Elle se hasarde à lever la vue sur son fils : il a les yeux baissés ; sa figure est empourprée au seul souvenir de la honte de sa mère.

Il continue :

— Nous avons visité les objets d’art. M. Alexis Borel, frappé de la beauté de l’un des tableaux, m’a témoigné le désir d’en prendre rapidement un croquis. Je l’ai laissé dans la galerie. Nous sommes convenus qu’il viendrait me rejoindre près des ruines d’un temple grec que nous avions remarqué dans l’une des allées du parc, en nous rendant au château. Je suis entré par curiosité dans ces ruines ; j’examinais un bas-relief, lorsque soudain, dans l’allée obscure qui longe ces ruines, j’entends votre voix, madame…

— C’est possible…, – répond la duchesse della Sorga avec une incroyable affectation d’indifférence. – Je suis allée ce matin me promener à Monceaux, et j’y ai même rencontré par hasard M. de Luxeuil.

Madame della Sorga croyait ainsi jouer un coup adroit et hardi en allant au-devant d’une accusation qu’elle devinait.

Mais, Ottavio, révolté par cet excès d’audace s’écrie :

— C’est par hasard, dites-vous, madame, que vous avez rencontré cet homme, lorsque vous-même avez… ?

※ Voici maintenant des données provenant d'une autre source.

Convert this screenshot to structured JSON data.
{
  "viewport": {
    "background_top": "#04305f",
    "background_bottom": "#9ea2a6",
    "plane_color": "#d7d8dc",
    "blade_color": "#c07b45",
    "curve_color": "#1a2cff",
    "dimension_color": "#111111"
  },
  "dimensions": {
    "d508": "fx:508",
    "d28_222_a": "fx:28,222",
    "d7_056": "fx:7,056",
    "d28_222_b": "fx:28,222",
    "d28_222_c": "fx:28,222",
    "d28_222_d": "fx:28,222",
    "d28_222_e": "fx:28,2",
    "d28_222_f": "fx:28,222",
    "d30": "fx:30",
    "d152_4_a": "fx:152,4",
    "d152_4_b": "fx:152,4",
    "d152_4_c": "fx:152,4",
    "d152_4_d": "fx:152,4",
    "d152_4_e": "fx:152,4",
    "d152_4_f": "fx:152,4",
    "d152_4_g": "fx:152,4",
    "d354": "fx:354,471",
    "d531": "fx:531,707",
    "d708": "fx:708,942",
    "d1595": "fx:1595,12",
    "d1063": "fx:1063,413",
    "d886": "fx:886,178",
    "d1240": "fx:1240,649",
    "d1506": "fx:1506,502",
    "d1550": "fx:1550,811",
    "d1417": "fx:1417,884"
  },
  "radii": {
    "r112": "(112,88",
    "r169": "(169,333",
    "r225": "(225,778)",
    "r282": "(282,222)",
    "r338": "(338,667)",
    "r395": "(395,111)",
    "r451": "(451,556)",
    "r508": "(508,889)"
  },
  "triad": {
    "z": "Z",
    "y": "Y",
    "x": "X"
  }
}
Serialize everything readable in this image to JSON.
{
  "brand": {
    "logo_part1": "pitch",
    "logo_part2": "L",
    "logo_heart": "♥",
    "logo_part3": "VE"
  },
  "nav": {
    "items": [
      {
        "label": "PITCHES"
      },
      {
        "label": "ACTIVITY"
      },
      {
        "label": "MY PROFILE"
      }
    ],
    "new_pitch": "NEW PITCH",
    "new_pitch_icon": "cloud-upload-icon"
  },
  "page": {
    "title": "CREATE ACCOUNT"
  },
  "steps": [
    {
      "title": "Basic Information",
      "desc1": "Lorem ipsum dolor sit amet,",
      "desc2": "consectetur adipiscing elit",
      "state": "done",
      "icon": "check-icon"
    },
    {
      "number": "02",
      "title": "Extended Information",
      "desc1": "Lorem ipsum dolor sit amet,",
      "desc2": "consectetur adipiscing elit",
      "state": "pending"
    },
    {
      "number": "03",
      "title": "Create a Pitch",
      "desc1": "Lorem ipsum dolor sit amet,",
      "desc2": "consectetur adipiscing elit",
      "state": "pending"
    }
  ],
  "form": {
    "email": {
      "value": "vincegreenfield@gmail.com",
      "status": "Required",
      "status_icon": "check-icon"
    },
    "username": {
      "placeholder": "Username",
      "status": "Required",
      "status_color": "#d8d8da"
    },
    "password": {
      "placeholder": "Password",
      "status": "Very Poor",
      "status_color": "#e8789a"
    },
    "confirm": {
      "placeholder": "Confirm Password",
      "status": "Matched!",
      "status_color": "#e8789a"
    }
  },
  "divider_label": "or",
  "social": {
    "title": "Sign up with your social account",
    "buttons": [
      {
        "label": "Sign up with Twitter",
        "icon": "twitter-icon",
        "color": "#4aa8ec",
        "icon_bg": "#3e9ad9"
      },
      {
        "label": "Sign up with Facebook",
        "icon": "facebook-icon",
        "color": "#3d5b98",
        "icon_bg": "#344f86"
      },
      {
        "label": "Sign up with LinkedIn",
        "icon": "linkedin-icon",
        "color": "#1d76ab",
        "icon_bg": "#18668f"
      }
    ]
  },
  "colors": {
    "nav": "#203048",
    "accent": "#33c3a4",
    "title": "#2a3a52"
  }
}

Mais Ottavio, dominé par cette pudeur filiale qui lui imposait tant de réserve dans ce douloureux entretien, n’achève pas et reprend :

— Il m’est impossible d’oublier, madame, que vous avez été, pendant toute ma vie, l’objet de mes respects, et d’engager avec vous, madame, une discussion sur des faits dont j’ai été témoin et dont l’évidence est malheureusement irrécusable. Il me faut constamment penser à l’honneur de mon père pour me donner le courage d’accomplir le devoir que je remplis ici. Enfin, le sentiment filial m’impose une extrême réserve en ce qui touche l’énoncé des preuves que j’e pourrais opposer à vos dénégations… Ces preuves, je mourrais, je crois, de honte, plutôt que de vous les rappeler, madame. Je poursuis. Au moment où j’entendais votre voix, vous veniez de vous arrêter avec cet homme près de ces ruines où le hasard m’avait conduit ; vous ne pouviez ni l’un ni l’autre m’apercevoir… et malgré moi… – oh ! Dieu le sait car vos premiers mots, adressés à cet homme, m’avaient plongé dans une telle stupeur, que j’étais incapable de parler, d’agir… J’ai donc, malgré moi, entendu votre entretien avec M. de Luxeuil, tout votre entretien, madame. J’étais foudroyé. J’ai cru d’abord que j’allais mourir ; une sorte de vertige m’a saisi, mon esprit s’est troublé. Lorsque je suis revenu à moi, vous et cet homme aviez disparu.